J'ai été l'assistant principal d'hommes d'affaires, l'assistant éphémère de personnalités connues ou inconnues, pendant un jour ou des mois, mais jamais ce que l'on m'a demandé n'a atteint les limites de ma sensibilité. Je me retrouve aujourd'hui à travailler au sein de l’église Catholique en tant qu'assistant. Nonobstant l'institution c'est face à l'humain que l'on se retrouve plongé. Le désarroi de ceux qui ont tout perdu et qui les yeux pleins d'espoir et de larmes vous réclament une aide que vous ne pouvez donner. Et si ça avait été moi ? Des pères de familles qui s'installent au bord de la rue pour quémander, pour survivre.

Et puis ce matin, le ciel est triste et gris comme doit sans doute l'être un ciel d'automne, avec la pluie qui tombe du ciel, comme si Dieu lui même se mettait à pleurer. Cette maman qui se présente. ....  Les larmes me submergent…  Un enfant d'un an décédé. Organiser des funérailles pour un petit bout.

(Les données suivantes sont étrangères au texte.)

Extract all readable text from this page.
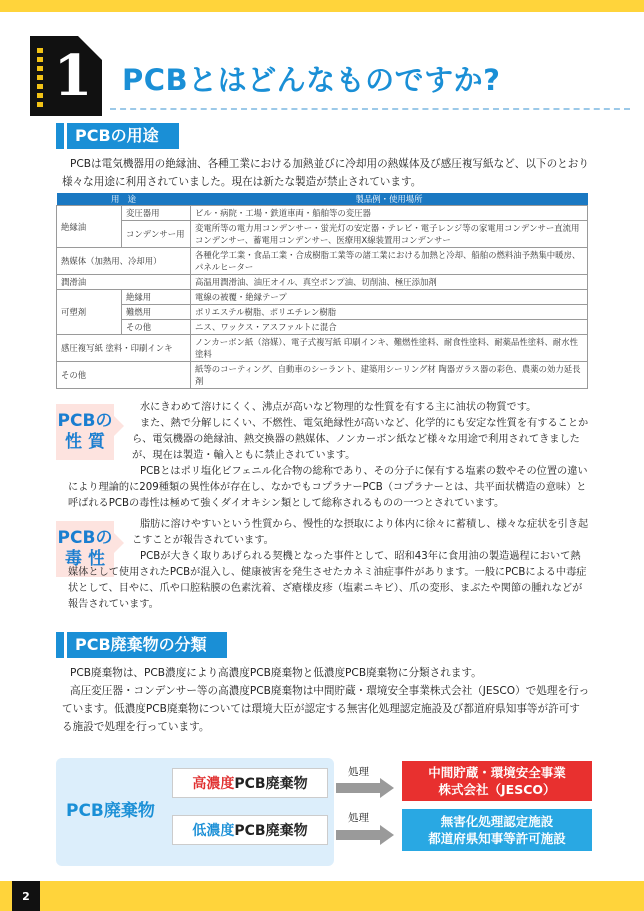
1 PCBとはどんなものですか?
PCBの用途
PCBは電気機器用の絶縁油、各種工業における加熱並びに冷却用の熱媒体及び感圧複写紙など、以下のとおり様々な用途に利用されていました。現在は新たな製造が禁止されています。
用　途		製品例・使用場所
絶縁油	変圧器用	ビル・病院・工場・鉄道車両・船舶等の変圧器
	コンデンサー用	変電所等の電力用コンデンサー・蛍光灯の安定器・テレビ・電子レンジ等の家電用コンデンサー直流用コンデンサー、蓄電用コンデンサー、医療用X線装置用コンデンサー
熱媒体（加熱用、冷却用）		各種化学工業・食品工業・合成樹脂工業等の諸工業における加熱と冷却、船舶の燃料油予熱集中暖房、パネルヒーター
潤滑油		高温用潤滑油、油圧オイル、真空ポンプ油、切削油、極圧添加剤
可塑剤	絶縁用	電線の被覆・絶縁テープ
	難燃用	ポリエステル樹脂、ポリエチレン樹脂
	その他	ニス、ワックス・アスファルトに混合
感圧複写紙 塗料・印刷インキ		ノンカーボン紙（溶媒）、電子式複写紙 印刷インキ、難燃性塗料、耐食性塗料、耐薬品性塗料、耐水性塗料
その他		紙等のコーティング、自動車のシーラント、建築用シーリング材 陶器ガラス器の彩色、農薬の効力延長剤
PCBの
性 質
水にきわめて溶けにくく、沸点が高いなど物理的な性質を有する主に油状の物質です。
また、熱で分解しにくい、不燃性、電気絶縁性が高いなど、化学的にも安定な性質を有することから、電気機器の絶縁油、熱交換器の熱媒体、ノンカーボン紙など様々な用途で利用されてきましたが、現在は製造・輸入ともに禁止されています。
PCBとはポリ塩化ビフェニル化合物の総称であり、その分子に保有する塩素の数やその位置の違いにより理論的に209種類の異性体が存在し、なかでもコプラナーPCB（コプラナーとは、共平面状構造の意味）と呼ばれるPCBの毒性は極めて強くダイオキシン類として総称されるものの一つとされています。
PCBの
毒 性
脂肪に溶けやすいという性質から、慢性的な摂取により体内に徐々に蓄積し、様々な症状を引き起こすことが報告されています。
PCBが大きく取りあげられる契機となった事件として、昭和43年に食用油の製造過程において熱媒体として使用されたPCBが混入し、健康被害を発生させたカネミ油症事件があります。一般にPCBによる中毒症状として、目やに、爪や口腔粘膜の色素沈着、ざ瘡様皮疹（塩素ニキビ）、爪の変形、まぶたや関節の腫れなどが報告されています。
PCB廃棄物の分類
PCB廃棄物は、PCB濃度により高濃度PCB廃棄物と低濃度PCB廃棄物に分類されます。
高圧変圧器・コンデンサー等の高濃度PCB廃棄物は中間貯蔵・環境安全事業株式会社（JESCO）で処理を行っています。低濃度PCB廃棄物については環境大臣が認定する無害化処理認定施設及び都道府県知事等が許可する施設で処理を行っています。
PCB廃棄物
高濃度PCB廃棄物
低濃度PCB廃棄物
処理
処理
中間貯蔵・環境安全事業
株式会社（JESCO）
無害化処理認定施設
都道府県知事等許可施設
2
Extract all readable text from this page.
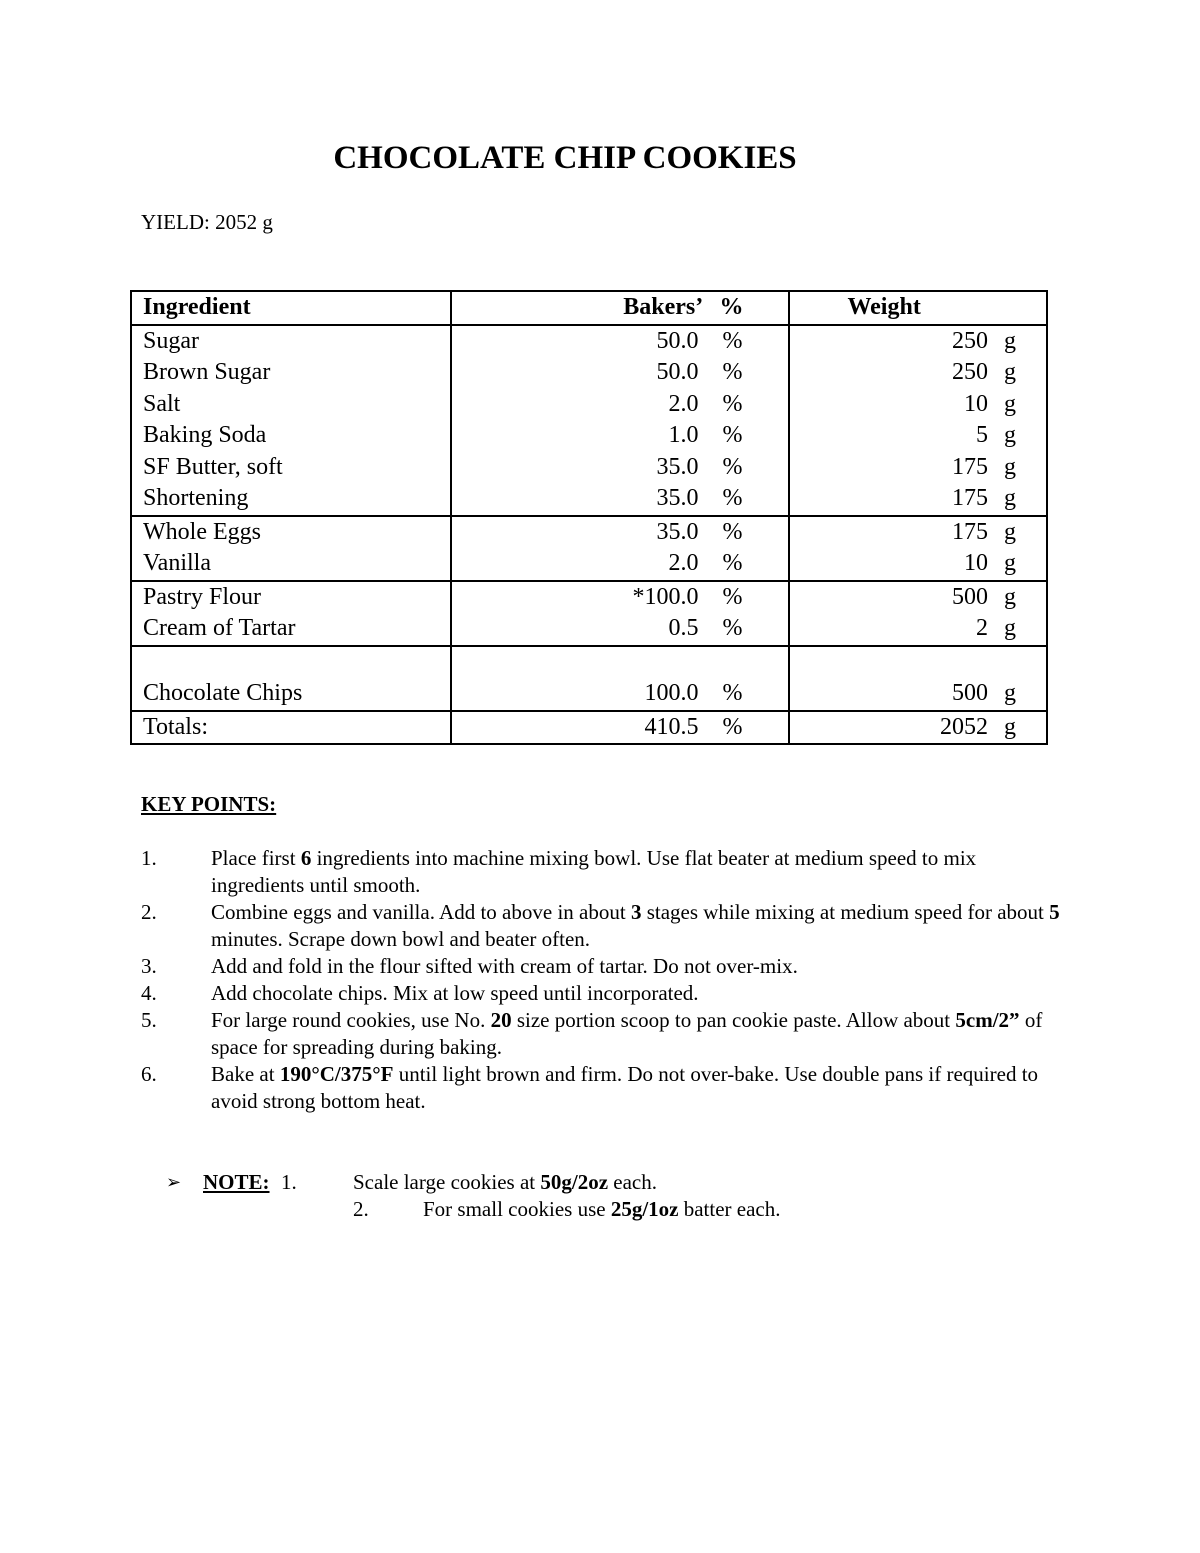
CHOCOLATE CHIP COOKIES
YIELD: 2052 g
Ingredient	Bakers’   %	Weight
Sugar	50.0 %	250 g

Brown Sugar	50.0 %	250 g

Salt	2.0 %	10 g

Baking Soda	1.0 %	5 g

SF Butter, soft	35.0 %	175 g

Shortening	35.0 %	175 g

Whole Eggs	35.0 %	175 g

Vanilla	2.0 %	10 g

Pastry Flour	*100.0 %	500 g

Cream of Tartar	0.5 %	2 g

Chocolate Chips	100.0 %	500 g

Totals:	410.5 %	2052 g
KEY POINTS:
1.	Place first 6 ingredients into machine mixing bowl. Use flat beater at medium speed to mix ingredients until smooth.
2.	Combine eggs and vanilla. Add to above in about 3 stages while mixing at medium speed for about 5 minutes. Scrape down bowl and beater often.
3.	Add and fold in the flour sifted with cream of tartar. Do not over-mix.
4.	Add chocolate chips. Mix at low speed until incorporated.
5.	For large round cookies, use No. 20 size portion scoop to pan cookie paste. Allow about 5cm/2” of space for spreading during baking.
6.	Bake at 190°C/375°F until light brown and firm. Do not over-bake. Use double pans if required to avoid strong bottom heat.
➢ NOTE: 1.	Scale large cookies at 50g/2oz each.
2.	For small cookies use 25g/1oz batter each.
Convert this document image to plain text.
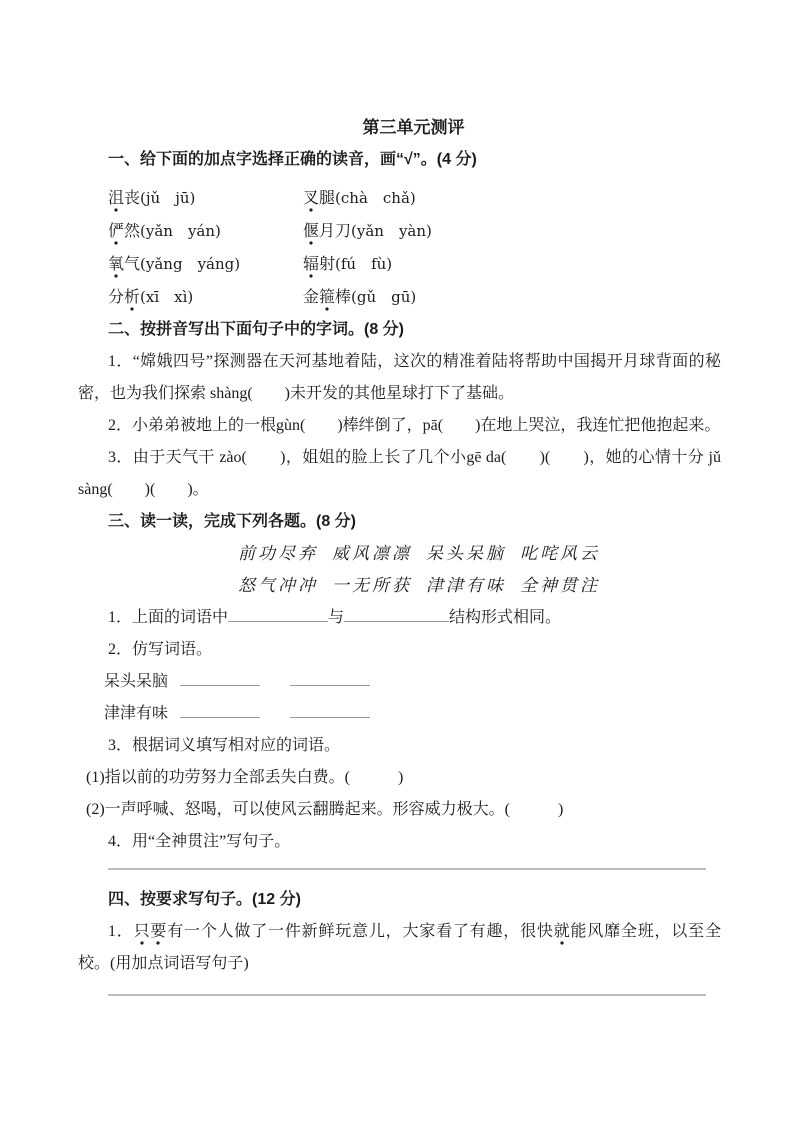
第三单元测评
一、给下面的加点字选择正确的读音，画“√”。(4 分)
沮丧(jǔ　jū)	叉腿(chà　chǎ)
俨然(yǎn　yán)	偃月刀(yǎn　yàn)
氧气(yǎng　yáng)	辐射(fú　fù)
分析(xī　xì)	金箍棒(gǔ　gū)
二、按拼音写出下面句子中的字词。(8 分)

1．“嫦娥四号”探测器在天河基地着陆，这次的精准着陆将帮助中国揭开月球背面的秘密，也为我们探索 shàng(　　)未开发的其他星球打下了基础。

2．小弟弟被地上的一根gùn(　　)棒绊倒了，pā(　　)在地上哭泣，我连忙把他抱起来。

3．由于天气干 zào(　　)，姐姐的脸上长了几个小gē da(　　)(　　)，她的心情十分 jǔ sàng(　　)(　　)。

三、读一读，完成下列各题。(8 分)
前功尽弃 威风凛凛 呆头呆脑 叱咤风云
怒气冲冲 一无所获 津津有味 全神贯注

1．上面的词语中	与	结构形式相同。

2．仿写词语。

呆头呆脑
津津有味

3．根据词义填写相对应的词语。

(1)指以前的功劳努力全部丢失白费。(　　　)

(2)一声呼喊、怒喝，可以使风云翻腾起来。形容威力极大。(　　　)

4．用“全神贯注”写句子。

四、按要求写句子。(12 分)

1．只要有一个人做了一件新鲜玩意儿，大家看了有趣，很快就能风靡全班，以至全校。(用加点词语写句子)
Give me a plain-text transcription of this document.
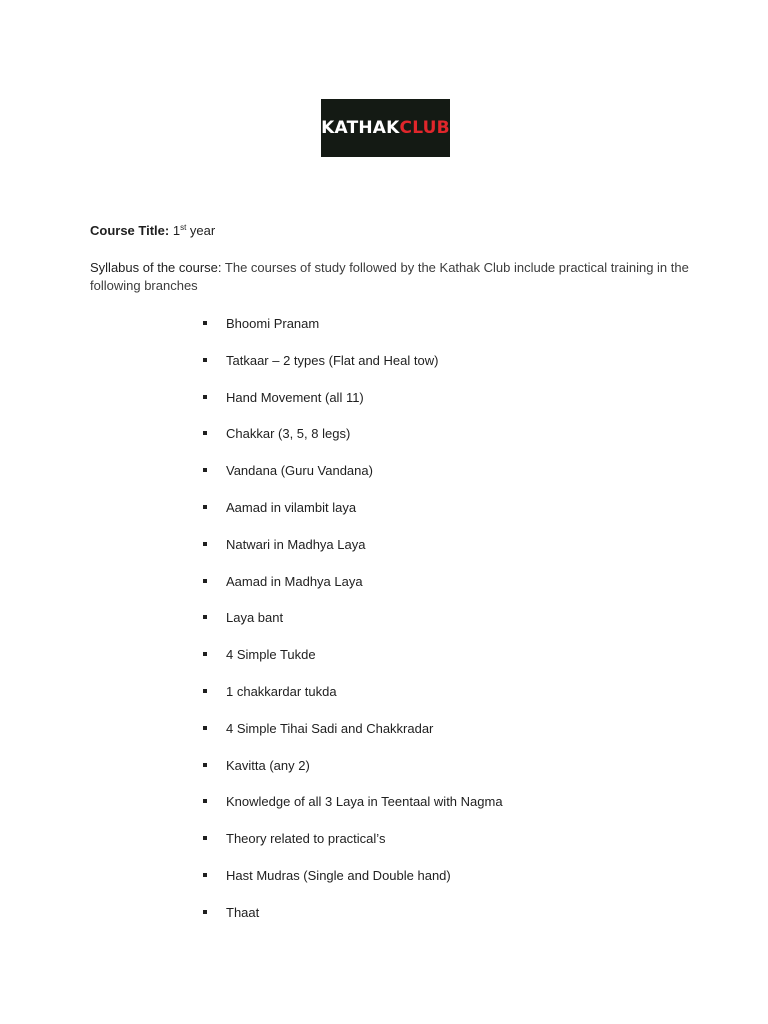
KATHAK CLUB
Course Title: 1st year
Syllabus of the course: The courses of study followed by the Kathak Club include practical training in the following branches
Bhoomi Pranam
Tatkaar – 2 types (Flat and Heal tow)
Hand Movement (all 11)
Chakkar (3, 5, 8 legs)
Vandana (Guru Vandana)
Aamad in vilambit laya
Natwari in Madhya Laya
Aamad in Madhya Laya
Laya bant
4 Simple Tukde
1 chakkardar tukda
4 Simple Tihai Sadi and Chakkradar
Kavitta (any 2)
Knowledge of all 3 Laya in Teentaal with Nagma
Theory related to practical’s
Hast Mudras (Single and Double hand)
Thaat
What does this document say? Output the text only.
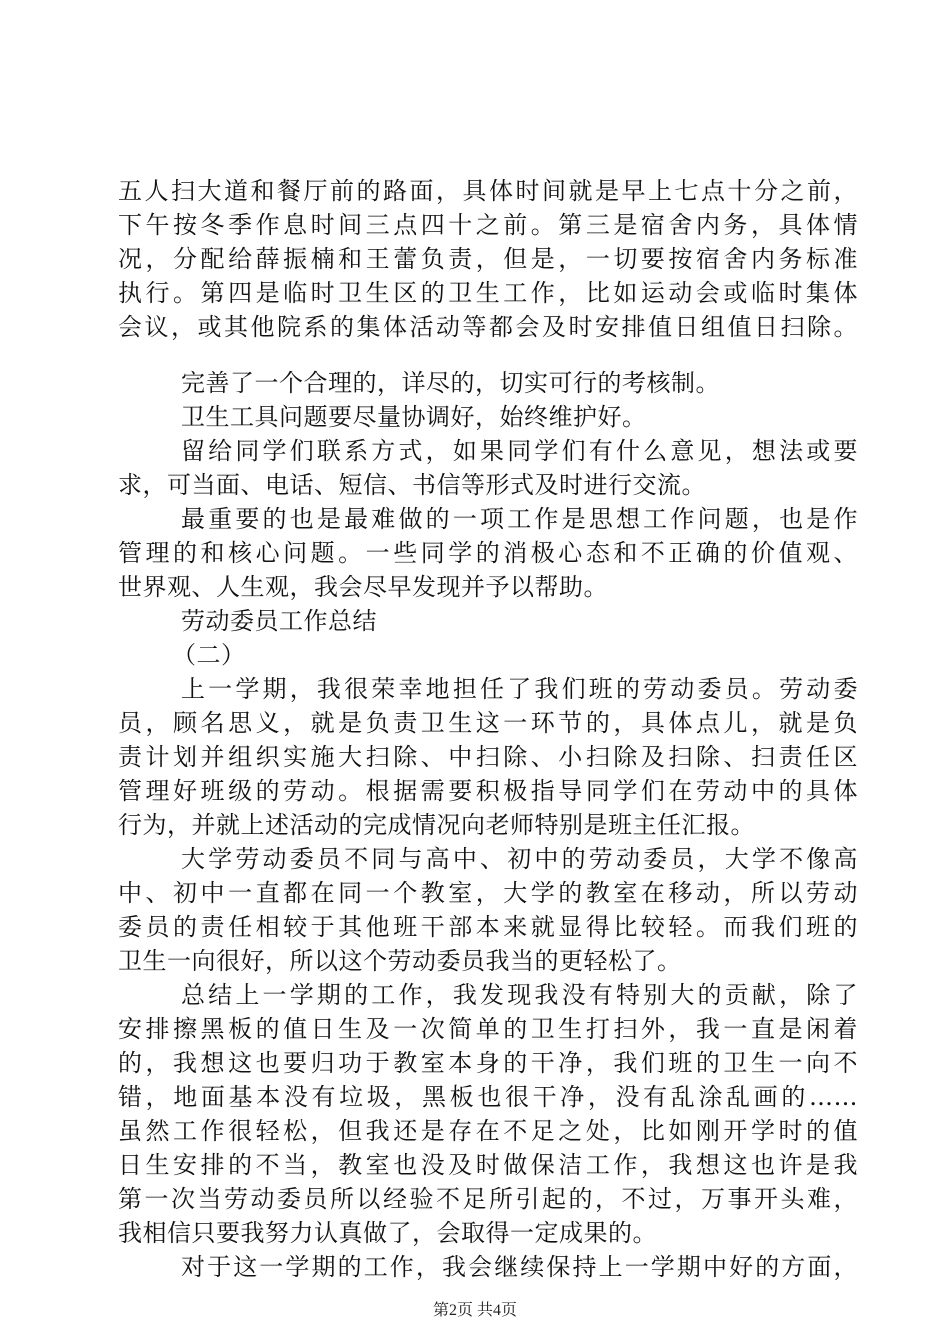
五人扫大道和餐厅前的路面，具体时间就是早上七点十分之前，
下午按冬季作息时间三点四十之前。第三是宿舍内务，具体情
况，分配给薛振楠和王蕾负责，但是，一切要按宿舍内务标准
执行。第四是临时卫生区的卫生工作，比如运动会或临时集体
会议，或其他院系的集体活动等都会及时安排值日组值日扫除。
完善了一个合理的，详尽的，切实可行的考核制。
卫生工具问题要尽量协调好，始终维护好。
留给同学们联系方式，如果同学们有什么意见，想法或要
求，可当面、电话、短信、书信等形式及时进行交流。
最重要的也是最难做的一项工作是思想工作问题，也是作
管理的和核心问题。一些同学的消极心态和不正确的价值观、
世界观、人生观，我会尽早发现并予以帮助。
劳动委员工作总结
（二）
上一学期，我很荣幸地担任了我们班的劳动委员。劳动委
员，顾名思义，就是负责卫生这一环节的，具体点儿，就是负
责计划并组织实施大扫除、中扫除、小扫除及扫除、扫责任区
管理好班级的劳动。根据需要积极指导同学们在劳动中的具体
行为，并就上述活动的完成情况向老师特别是班主任汇报。
大学劳动委员不同与高中、初中的劳动委员，大学不像高
中、初中一直都在同一个教室，大学的教室在移动，所以劳动
委员的责任相较于其他班干部本来就显得比较轻。而我们班的
卫生一向很好，所以这个劳动委员我当的更轻松了。
总结上一学期的工作，我发现我没有特别大的贡献，除了
安排擦黑板的值日生及一次简单的卫生打扫外，我一直是闲着
的，我想这也要归功于教室本身的干净，我们班的卫生一向不
错，地面基本没有垃圾，黑板也很干净，没有乱涂乱画的……
虽然工作很轻松，但我还是存在不足之处，比如刚开学时的值
日生安排的不当，教室也没及时做保洁工作，我想这也许是我
第一次当劳动委员所以经验不足所引起的，不过，万事开头难，
我相信只要我努力认真做了，会取得一定成果的。
对于这一学期的工作，我会继续保持上一学期中好的方面，
第2页 共4页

Un tout petit cercueil blanc porté par un colosse en larme dans une grande allée ou règne un silence pesant . Une assemblée nombreuse, balancée entre amour et désespoir.  Des parents à qui il faut s'adresser avec justesse, des regards qui se croisent et à chaque moment une émotion tellement forte qu'elle vous restera ancrée a jamais dans la mémoire.

Il y a les joies et les peines, mais c'est toujours l'humanité qui prime.